Forms of Herbal Alcohols 

Other forms of herbal alcohols are secondary wax matter, alcohol combinations and many fatty acids. Herbal alcohols are found in leaves and other greener parts of the herb. Alcohol and water are the best solvents for mixing the herbal drug components. Alcohols in the plant will help you to dissolve the medicinal compounds. Plant alcohols are also natural stabilizers and excellent preservatives. In many cases, herbal alcohols are essential for preparation of drugs from natural sources. Plant alcohols can easily dissolve active constituents of the herb, and they can enhance and help an easy passage of active substances through the mucous layers of the digestive system.

Herbal Alcohols are freely mixable in water and it also dissolves resins volatile oils, waxes, fats, fatty acids and numerous other substances.
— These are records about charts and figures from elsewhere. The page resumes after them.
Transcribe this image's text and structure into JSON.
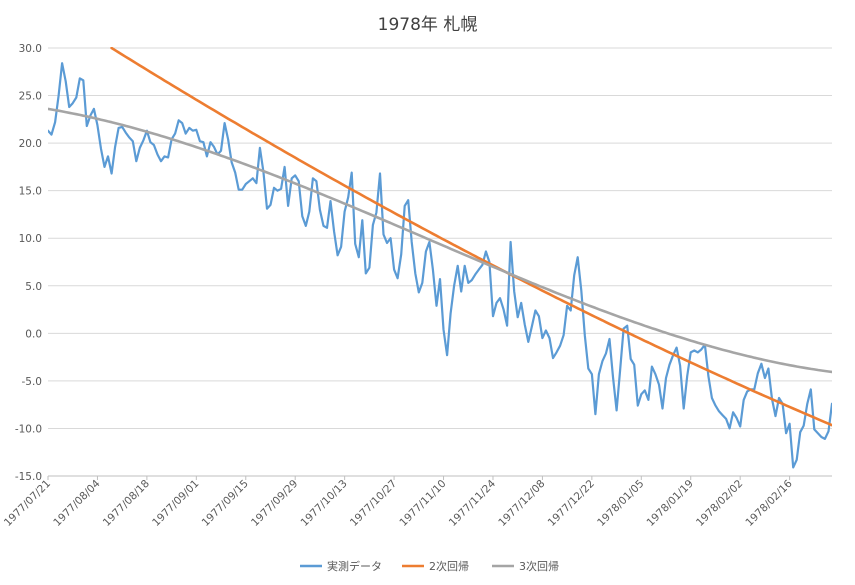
{
  "chart_data": {
    "type": "line",
    "title": "1978年 札幌",
    "xlabel": "",
    "ylabel": "",
    "ylim": [
      -15,
      30
    ],
    "yticks": [
      "30.0",
      "25.0",
      "20.0",
      "15.0",
      "10.0",
      "5.0",
      "0.0",
      "-5.0",
      "-10.0",
      "-15.0"
    ],
    "x_start": "1977/07/21",
    "x_end": "1978/02/28",
    "xticks": [
      "1977/07/21",
      "1977/08/04",
      "1977/08/18",
      "1977/09/01",
      "1977/09/15",
      "1977/09/29",
      "1977/10/13",
      "1977/10/27",
      "1977/11/10",
      "1977/11/24",
      "1977/12/08",
      "1977/12/22",
      "1978/01/05",
      "1978/01/19",
      "1978/02/02",
      "1978/02/16"
    ],
    "grid": true,
    "legend_position": "bottom",
    "series": [
      {
        "name": "実測データ",
        "color": "#5B9BD5",
        "values": [
          21.3,
          20.9,
          22.2,
          25.0,
          28.4,
          26.5,
          23.8,
          24.2,
          24.8,
          26.8,
          26.6,
          21.8,
          22.9,
          23.6,
          21.9,
          19.4,
          17.5,
          18.6,
          16.8,
          19.6,
          21.6,
          21.7,
          21.1,
          20.6,
          20.2,
          18.1,
          19.5,
          20.3,
          21.3,
          20.1,
          19.8,
          18.8,
          18.1,
          18.6,
          18.5,
          20.4,
          21.0,
          22.4,
          22.1,
          21.0,
          21.6,
          21.3,
          21.4,
          20.2,
          20.1,
          18.6,
          20.1,
          19.6,
          18.8,
          19.2,
          22.1,
          20.4,
          18.0,
          16.9,
          15.1,
          15.1,
          15.7,
          16.0,
          16.3,
          15.8,
          19.5,
          17.0,
          13.1,
          13.5,
          15.3,
          15.0,
          15.2,
          17.5,
          13.4,
          16.3,
          16.6,
          16.0,
          12.3,
          11.3,
          12.8,
          16.3,
          16.0,
          13.0,
          11.3,
          11.1,
          13.9,
          10.7,
          8.2,
          9.1,
          12.8,
          14.3,
          16.9,
          9.4,
          8.0,
          11.9,
          6.3,
          6.9,
          11.4,
          12.7,
          16.8,
          10.4,
          9.5,
          10.0,
          6.7,
          5.8,
          8.3,
          13.4,
          14.0,
          9.6,
          6.3,
          4.3,
          5.3,
          8.6,
          9.6,
          6.7,
          2.9,
          5.7,
          0.4,
          -2.3,
          2.1,
          5.0,
          7.1,
          4.4,
          7.1,
          5.3,
          5.6,
          6.2,
          6.7,
          7.2,
          8.6,
          7.5,
          1.8,
          3.2,
          3.7,
          2.5,
          0.8,
          9.6,
          4.4,
          1.7,
          3.2,
          0.9,
          -0.9,
          0.7,
          2.4,
          1.8,
          -0.5,
          0.3,
          -0.5,
          -2.6,
          -2.0,
          -1.3,
          -0.2,
          2.9,
          2.4,
          6.1,
          8.0,
          4.5,
          -0.2,
          -3.7,
          -4.3,
          -8.5,
          -4.3,
          -2.9,
          -2.1,
          -0.6,
          -4.6,
          -8.1,
          -3.9,
          0.5,
          0.8,
          -2.7,
          -3.3,
          -7.6,
          -6.4,
          -6.0,
          -7.0,
          -3.5,
          -4.3,
          -5.4,
          -7.9,
          -4.7,
          -3.3,
          -2.3,
          -1.5,
          -3.4,
          -7.9,
          -4.5,
          -2.0,
          -1.8,
          -2.0,
          -1.7,
          -1.2,
          -4.5,
          -6.8,
          -7.6,
          -8.2,
          -8.6,
          -9.0,
          -10.0,
          -8.3,
          -8.9,
          -9.8,
          -7.0,
          -6.1,
          -5.9,
          -5.9,
          -4.2,
          -3.2,
          -4.7,
          -3.7,
          -6.9,
          -8.7,
          -6.8,
          -7.4,
          -10.5,
          -9.5,
          -14.1,
          -13.3,
          -10.4,
          -9.7,
          -7.4,
          -5.9,
          -10.1,
          -10.5,
          -10.9,
          -11.1,
          -10.3,
          -7.4
        ]
      },
      {
        "name": "2次回帰",
        "color": "#ED7D31",
        "fit": {
          "type": "poly2",
          "t0": 18,
          "t1": 221,
          "y0": 30.0,
          "y1": -9.5,
          "ym": 8.4
        }
      },
      {
        "name": "3次回帰",
        "color": "#A5A5A5",
        "fit": {
          "type": "poly3",
          "a": 23.6,
          "b": -0.0628,
          "c": -0.0009,
          "d": 2.8e-06
        }
      }
    ]
  }
}
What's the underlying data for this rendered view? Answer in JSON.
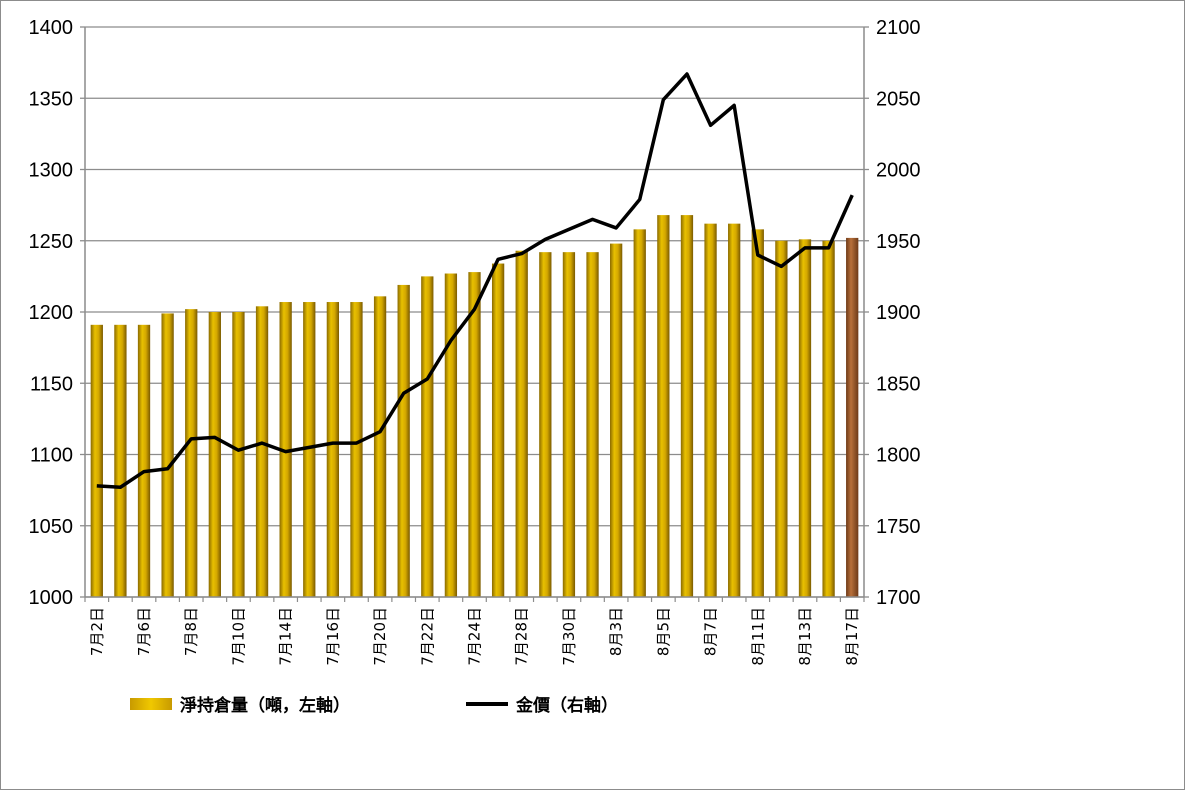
{
  "chart_data": {
    "type": "bar",
    "left_axis": {
      "min": 1000,
      "max": 1400,
      "ticks": [
        "1000",
        "1050",
        "1100",
        "1150",
        "1200",
        "1250",
        "1300",
        "1350",
        "1400"
      ]
    },
    "right_axis": {
      "min": 1700,
      "max": 2100,
      "ticks": [
        "1700",
        "1750",
        "1800",
        "1850",
        "1900",
        "1950",
        "2000",
        "2050",
        "2100"
      ]
    },
    "x_labels": [
      "7月2日",
      "7月6日",
      "7月8日",
      "7月10日",
      "7月14日",
      "7月16日",
      "7月20日",
      "7月22日",
      "7月24日",
      "7月28日",
      "7月30日",
      "8月3日",
      "8月5日",
      "8月7日",
      "8月11日",
      "8月13日",
      "8月17日"
    ],
    "x_label_every": 2,
    "series": [
      {
        "name": "淨持倉量（噸，左軸）",
        "kind": "bar",
        "axis": "left",
        "color": "#c8a000",
        "highlight_last_color": "#a05a2c",
        "values": [
          1191,
          1191,
          1191,
          1199,
          1202,
          1200,
          1200,
          1204,
          1207,
          1207,
          1207,
          1207,
          1211,
          1219,
          1225,
          1227,
          1228,
          1234,
          1243,
          1242,
          1242,
          1242,
          1248,
          1258,
          1268,
          1268,
          1262,
          1262,
          1258,
          1250,
          1251,
          1250,
          1252
        ]
      },
      {
        "name": "金價（右軸）",
        "kind": "line",
        "axis": "right",
        "color": "#000000",
        "values": [
          1778,
          1777,
          1788,
          1790,
          1811,
          1812,
          1803,
          1808,
          1802,
          1805,
          1808,
          1808,
          1816,
          1843,
          1853,
          1880,
          1902,
          1937,
          1941,
          1951,
          1958,
          1965,
          1959,
          1979,
          2049,
          2067,
          2031,
          2045,
          1940,
          1932,
          1945,
          1945,
          1982
        ]
      }
    ],
    "legend_position": "bottom-left",
    "grid": true
  }
}
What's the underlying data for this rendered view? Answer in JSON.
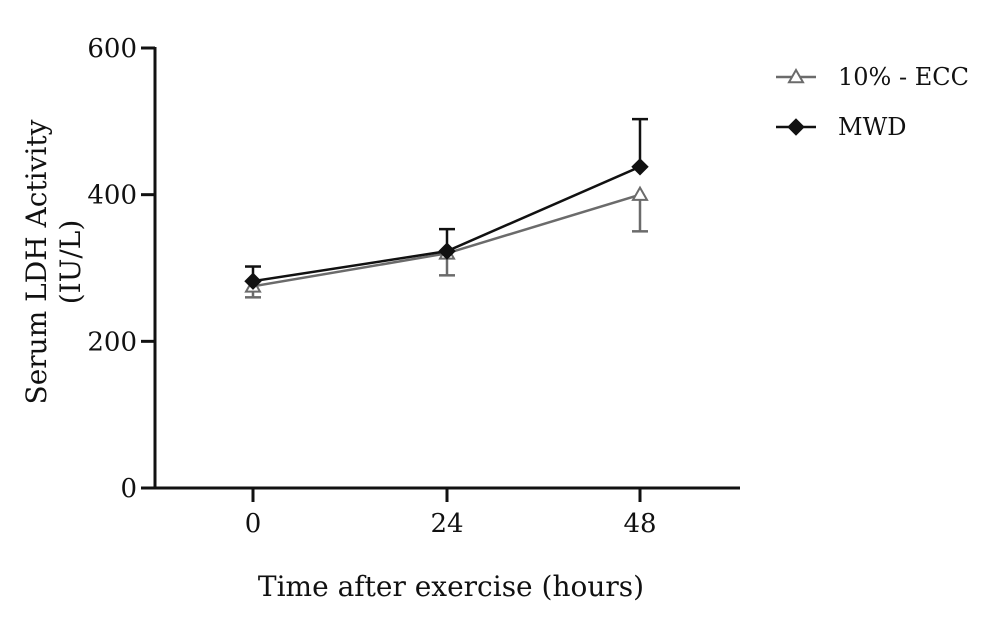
{
  "chart_data": {
    "type": "line",
    "xlabel": "Time after exercise (hours)",
    "ylabel_lines": [
      "Serum LDH Activity",
      "(IU/L)"
    ],
    "x": [
      0,
      24,
      48
    ],
    "x_ticks": [
      "0",
      "24",
      "48"
    ],
    "ylim": [
      0,
      600
    ],
    "y_ticks": [
      "0",
      "200",
      "400",
      "600"
    ],
    "legend_position": "top-right",
    "grid": false,
    "series": [
      {
        "name": "10% - ECC",
        "marker": "open-triangle",
        "color": "#6b6b6b",
        "values": [
          275,
          320,
          400
        ],
        "error": [
          15,
          30,
          50
        ],
        "error_direction": "down"
      },
      {
        "name": "MWD",
        "marker": "filled-diamond",
        "color": "#111111",
        "values": [
          282,
          323,
          438
        ],
        "error": [
          20,
          30,
          65
        ],
        "error_direction": "up"
      }
    ]
  }
}
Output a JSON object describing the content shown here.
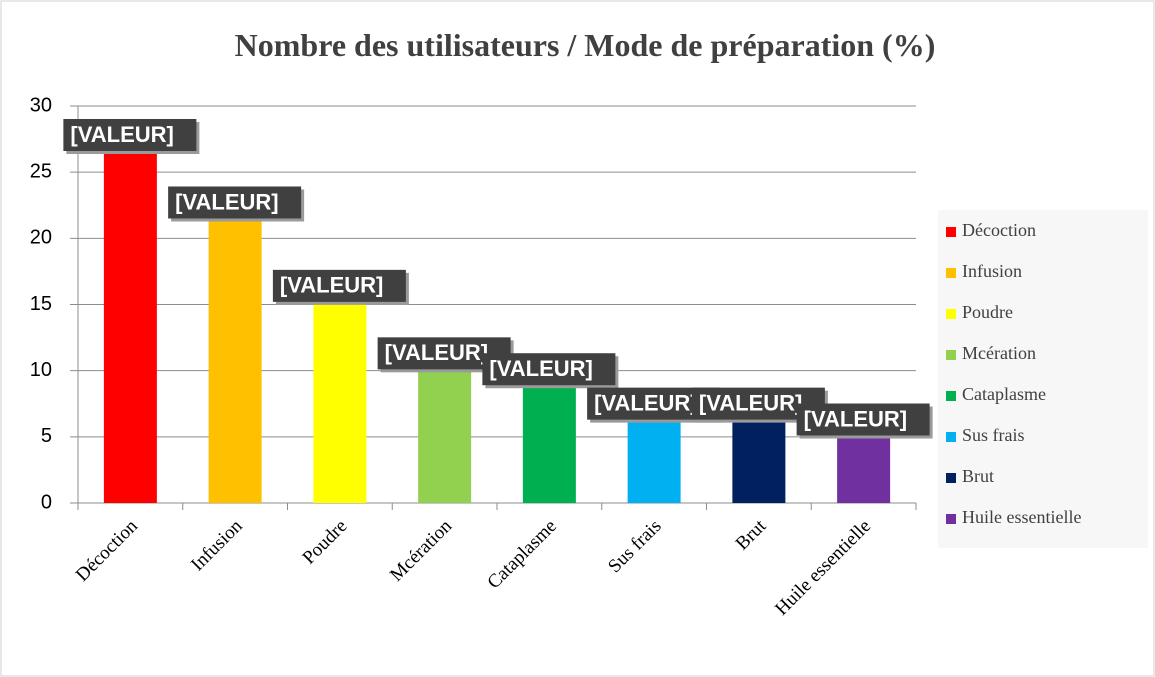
{
  "chart_data": {
    "type": "bar",
    "title": "Nombre des utilisateurs / Mode de préparation (%)",
    "categories": [
      "Décoction",
      "Infusion",
      "Poudre",
      "Mcération",
      "Cataplasme",
      "Sus frais",
      "Brut",
      "Huile essentielle"
    ],
    "values": [
      26.6,
      21.5,
      15.2,
      10.1,
      8.9,
      6.3,
      6.3,
      5.1
    ],
    "value_labels": [
      "[VALEUR]",
      "[VALEUR]",
      "[VALEUR]",
      "[VALEUR]",
      "[VALEUR]",
      "[VALEUR]",
      "[VALEUR]",
      "[VALEUR]"
    ],
    "colors": [
      "#ff0000",
      "#ffc000",
      "#ffff00",
      "#92d050",
      "#00b050",
      "#00b0f0",
      "#002060",
      "#7030a0"
    ],
    "ylim": [
      0,
      30
    ],
    "yticks": [
      0,
      5,
      10,
      15,
      20,
      25,
      30
    ],
    "grid": true,
    "legend": "right"
  }
}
Though alcohols by themselves do not possess medicinal properties, they can supplement numerous other herbal chemical compounds with their own unique properties. For example, plant alcohol can coexist as a compound called geraniol (in rose Otto) and also as menthol in peppermint oil.

Effects of Herbal Alcohol 

Syrups and tonics of herbal nature are rich in plant alcohols like simple ethanol and more complex tonics are combined with alcohols of higher chains. An alcohol in a herb provides a sedative effect when prescribed in large quantities. It is not surprising to see that each and every herbal tonic and syrup is intoxicating in nature, due to their alcoholic contents; however, the overall alcoholic strength is supplemented by artificially induced dietary ethanol by the drug manufacturer.

Herbal Alcohols are the nature’s basic compounds that make a vital parameter for leading life. Without herbal alcohol, a plant simply can’t survive the onslaught of difficult element of nature. Cell respiration and metabolic activities are complimented by those minute alcohol contents that are trapped in a cell or a tissue.